Fallout: New Vegas is what many believe Fallout 3 should have been from the start. It's a spin-off game developed by Obsidian Entertainment, a company where several creators of the original Fallout worked at the time. Despite having the same graphical engine and the same core gameplay (3D first-person RPG), New Vegas is a very different experience.
Obsidian set the new game in Mojave desert, a region around the Hoover Dam, a crucial strategic point, and New Vegas, one of the few big cities in the Wasteland in all its vice-flavored glory. This setting pleased the fans due to being very close to much-beloved New Reno from Fallout 2. The central conflict introduced several new factions and opened the door for a great number of new interesting quests. The story and characters were universally praised, but that is to be expected of Obsidian.

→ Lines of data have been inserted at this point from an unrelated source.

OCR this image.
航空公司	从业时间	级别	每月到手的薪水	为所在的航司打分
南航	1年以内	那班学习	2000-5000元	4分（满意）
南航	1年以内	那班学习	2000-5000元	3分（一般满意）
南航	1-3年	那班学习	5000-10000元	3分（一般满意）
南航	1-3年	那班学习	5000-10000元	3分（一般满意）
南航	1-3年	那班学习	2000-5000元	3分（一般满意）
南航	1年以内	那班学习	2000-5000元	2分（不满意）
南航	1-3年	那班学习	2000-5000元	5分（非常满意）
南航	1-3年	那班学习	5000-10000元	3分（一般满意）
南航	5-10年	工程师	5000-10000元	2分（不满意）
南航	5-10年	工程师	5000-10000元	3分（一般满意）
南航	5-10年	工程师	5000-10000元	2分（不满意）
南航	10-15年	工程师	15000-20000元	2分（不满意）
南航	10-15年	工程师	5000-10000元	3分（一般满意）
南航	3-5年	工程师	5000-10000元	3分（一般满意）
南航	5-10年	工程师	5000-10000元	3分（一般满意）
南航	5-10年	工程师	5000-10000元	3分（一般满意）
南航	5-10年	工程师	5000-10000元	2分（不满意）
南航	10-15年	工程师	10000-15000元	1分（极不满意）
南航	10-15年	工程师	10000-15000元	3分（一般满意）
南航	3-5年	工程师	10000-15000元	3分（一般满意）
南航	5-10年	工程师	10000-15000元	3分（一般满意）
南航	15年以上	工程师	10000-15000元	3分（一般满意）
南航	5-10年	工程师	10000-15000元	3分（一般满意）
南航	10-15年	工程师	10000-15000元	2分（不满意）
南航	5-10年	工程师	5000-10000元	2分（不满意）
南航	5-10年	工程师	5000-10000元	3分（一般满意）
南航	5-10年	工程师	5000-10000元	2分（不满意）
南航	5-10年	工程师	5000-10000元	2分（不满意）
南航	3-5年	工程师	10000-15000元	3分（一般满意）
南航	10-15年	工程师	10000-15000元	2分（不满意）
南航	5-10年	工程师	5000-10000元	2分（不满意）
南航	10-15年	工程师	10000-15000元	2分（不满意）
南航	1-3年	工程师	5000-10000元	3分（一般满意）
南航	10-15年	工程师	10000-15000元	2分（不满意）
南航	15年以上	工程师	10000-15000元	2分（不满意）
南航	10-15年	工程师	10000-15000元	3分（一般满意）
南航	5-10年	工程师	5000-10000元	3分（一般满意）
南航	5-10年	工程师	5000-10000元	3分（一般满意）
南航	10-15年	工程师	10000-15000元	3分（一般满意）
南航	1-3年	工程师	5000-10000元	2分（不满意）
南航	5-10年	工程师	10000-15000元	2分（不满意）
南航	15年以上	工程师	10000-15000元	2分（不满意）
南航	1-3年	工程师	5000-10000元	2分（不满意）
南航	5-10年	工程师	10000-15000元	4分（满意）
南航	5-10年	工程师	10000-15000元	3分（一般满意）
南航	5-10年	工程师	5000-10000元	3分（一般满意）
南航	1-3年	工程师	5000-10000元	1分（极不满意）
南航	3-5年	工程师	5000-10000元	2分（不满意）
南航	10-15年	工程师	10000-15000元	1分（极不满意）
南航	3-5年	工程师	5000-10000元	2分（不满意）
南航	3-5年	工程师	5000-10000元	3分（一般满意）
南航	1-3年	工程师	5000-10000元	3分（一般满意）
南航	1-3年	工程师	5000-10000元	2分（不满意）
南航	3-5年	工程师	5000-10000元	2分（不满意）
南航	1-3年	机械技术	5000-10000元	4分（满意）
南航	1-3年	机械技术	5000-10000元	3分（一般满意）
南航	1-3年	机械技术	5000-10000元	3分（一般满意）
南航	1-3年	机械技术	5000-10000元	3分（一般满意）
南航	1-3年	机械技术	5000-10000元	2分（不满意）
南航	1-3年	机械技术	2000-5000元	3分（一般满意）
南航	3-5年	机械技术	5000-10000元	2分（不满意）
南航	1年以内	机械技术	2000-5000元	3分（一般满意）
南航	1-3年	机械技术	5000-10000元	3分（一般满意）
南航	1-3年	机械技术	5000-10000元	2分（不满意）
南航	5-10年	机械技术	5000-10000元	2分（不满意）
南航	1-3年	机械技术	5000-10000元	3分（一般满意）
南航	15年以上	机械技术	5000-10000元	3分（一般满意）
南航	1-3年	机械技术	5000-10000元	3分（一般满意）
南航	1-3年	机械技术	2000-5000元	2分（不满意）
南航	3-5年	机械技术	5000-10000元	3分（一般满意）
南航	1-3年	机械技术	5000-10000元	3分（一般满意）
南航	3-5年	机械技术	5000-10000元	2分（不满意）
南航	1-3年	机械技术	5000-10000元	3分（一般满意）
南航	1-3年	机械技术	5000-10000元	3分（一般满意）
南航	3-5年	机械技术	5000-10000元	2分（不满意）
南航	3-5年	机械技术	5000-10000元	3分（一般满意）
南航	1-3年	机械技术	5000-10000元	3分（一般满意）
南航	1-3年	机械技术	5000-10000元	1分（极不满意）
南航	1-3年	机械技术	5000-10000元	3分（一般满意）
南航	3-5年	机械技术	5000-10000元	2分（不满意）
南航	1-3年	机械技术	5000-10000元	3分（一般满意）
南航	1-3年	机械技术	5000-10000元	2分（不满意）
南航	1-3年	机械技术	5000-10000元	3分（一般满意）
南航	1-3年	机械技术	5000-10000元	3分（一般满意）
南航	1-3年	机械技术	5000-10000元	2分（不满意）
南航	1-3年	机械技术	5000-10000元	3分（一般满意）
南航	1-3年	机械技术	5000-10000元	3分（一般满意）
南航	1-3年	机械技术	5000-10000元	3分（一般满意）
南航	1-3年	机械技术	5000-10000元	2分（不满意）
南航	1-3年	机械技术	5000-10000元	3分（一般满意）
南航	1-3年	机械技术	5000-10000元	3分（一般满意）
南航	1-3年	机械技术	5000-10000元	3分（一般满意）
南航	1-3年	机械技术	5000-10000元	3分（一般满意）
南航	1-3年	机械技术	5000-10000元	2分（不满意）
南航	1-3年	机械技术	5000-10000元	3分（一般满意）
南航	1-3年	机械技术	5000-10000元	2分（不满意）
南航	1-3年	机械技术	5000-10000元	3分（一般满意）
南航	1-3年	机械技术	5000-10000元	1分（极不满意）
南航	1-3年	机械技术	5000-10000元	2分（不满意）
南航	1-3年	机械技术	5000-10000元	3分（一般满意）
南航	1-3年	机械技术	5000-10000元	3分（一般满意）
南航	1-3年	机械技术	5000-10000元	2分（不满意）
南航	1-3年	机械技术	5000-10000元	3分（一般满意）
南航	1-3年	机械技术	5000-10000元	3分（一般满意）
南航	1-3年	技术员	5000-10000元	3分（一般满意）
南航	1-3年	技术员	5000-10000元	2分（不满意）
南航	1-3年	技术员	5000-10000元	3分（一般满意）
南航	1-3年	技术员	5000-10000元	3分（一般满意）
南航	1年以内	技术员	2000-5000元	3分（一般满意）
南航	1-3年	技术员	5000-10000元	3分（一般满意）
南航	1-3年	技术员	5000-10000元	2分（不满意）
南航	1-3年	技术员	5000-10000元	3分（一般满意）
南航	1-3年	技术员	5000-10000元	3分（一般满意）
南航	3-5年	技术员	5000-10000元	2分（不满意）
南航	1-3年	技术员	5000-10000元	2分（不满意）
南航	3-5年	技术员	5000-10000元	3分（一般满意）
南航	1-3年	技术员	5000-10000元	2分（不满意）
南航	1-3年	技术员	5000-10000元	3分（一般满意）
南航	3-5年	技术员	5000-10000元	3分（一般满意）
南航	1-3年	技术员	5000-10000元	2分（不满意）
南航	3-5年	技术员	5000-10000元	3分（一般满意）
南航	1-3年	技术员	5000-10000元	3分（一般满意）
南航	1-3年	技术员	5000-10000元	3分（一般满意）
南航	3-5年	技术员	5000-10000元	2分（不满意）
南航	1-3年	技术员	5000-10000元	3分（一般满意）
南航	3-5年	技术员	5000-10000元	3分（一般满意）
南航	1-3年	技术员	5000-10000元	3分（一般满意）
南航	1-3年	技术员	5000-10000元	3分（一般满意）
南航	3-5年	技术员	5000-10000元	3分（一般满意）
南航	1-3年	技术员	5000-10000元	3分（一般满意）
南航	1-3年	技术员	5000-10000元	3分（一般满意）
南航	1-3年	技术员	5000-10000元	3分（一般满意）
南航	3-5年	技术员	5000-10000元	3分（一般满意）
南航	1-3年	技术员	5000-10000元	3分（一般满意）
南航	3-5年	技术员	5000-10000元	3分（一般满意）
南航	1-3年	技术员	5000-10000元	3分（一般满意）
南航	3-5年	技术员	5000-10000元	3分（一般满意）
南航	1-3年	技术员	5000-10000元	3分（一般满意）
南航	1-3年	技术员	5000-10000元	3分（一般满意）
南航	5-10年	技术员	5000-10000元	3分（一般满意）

What about gameplay? It's basically the same as Fallout 3, with a few adjustments that added more comfort to the experience. Updated and enhanced inventory and quick access interface, adjusted VATS and combat mechanics, a bit more integration of perks into gameplay, namely the dialogues - nothing special, but the little things make the world so much more addicting. There is, however, one special thing - the so-called Hardcore mode that makes gameplay more realistic, with fewer ways of healing, replenishing supplies and ammunition, making the experience more like real survival in the Wasteland. It's a lot harder than vanilla gameplay, but all the more impressive for it.
All in all, Fallout: New Vegas is a better, grittier version of Fallout 3 with the flavor of the original duology. It's even more of a cult classic, with all the advantages of the third game and fewer flaws.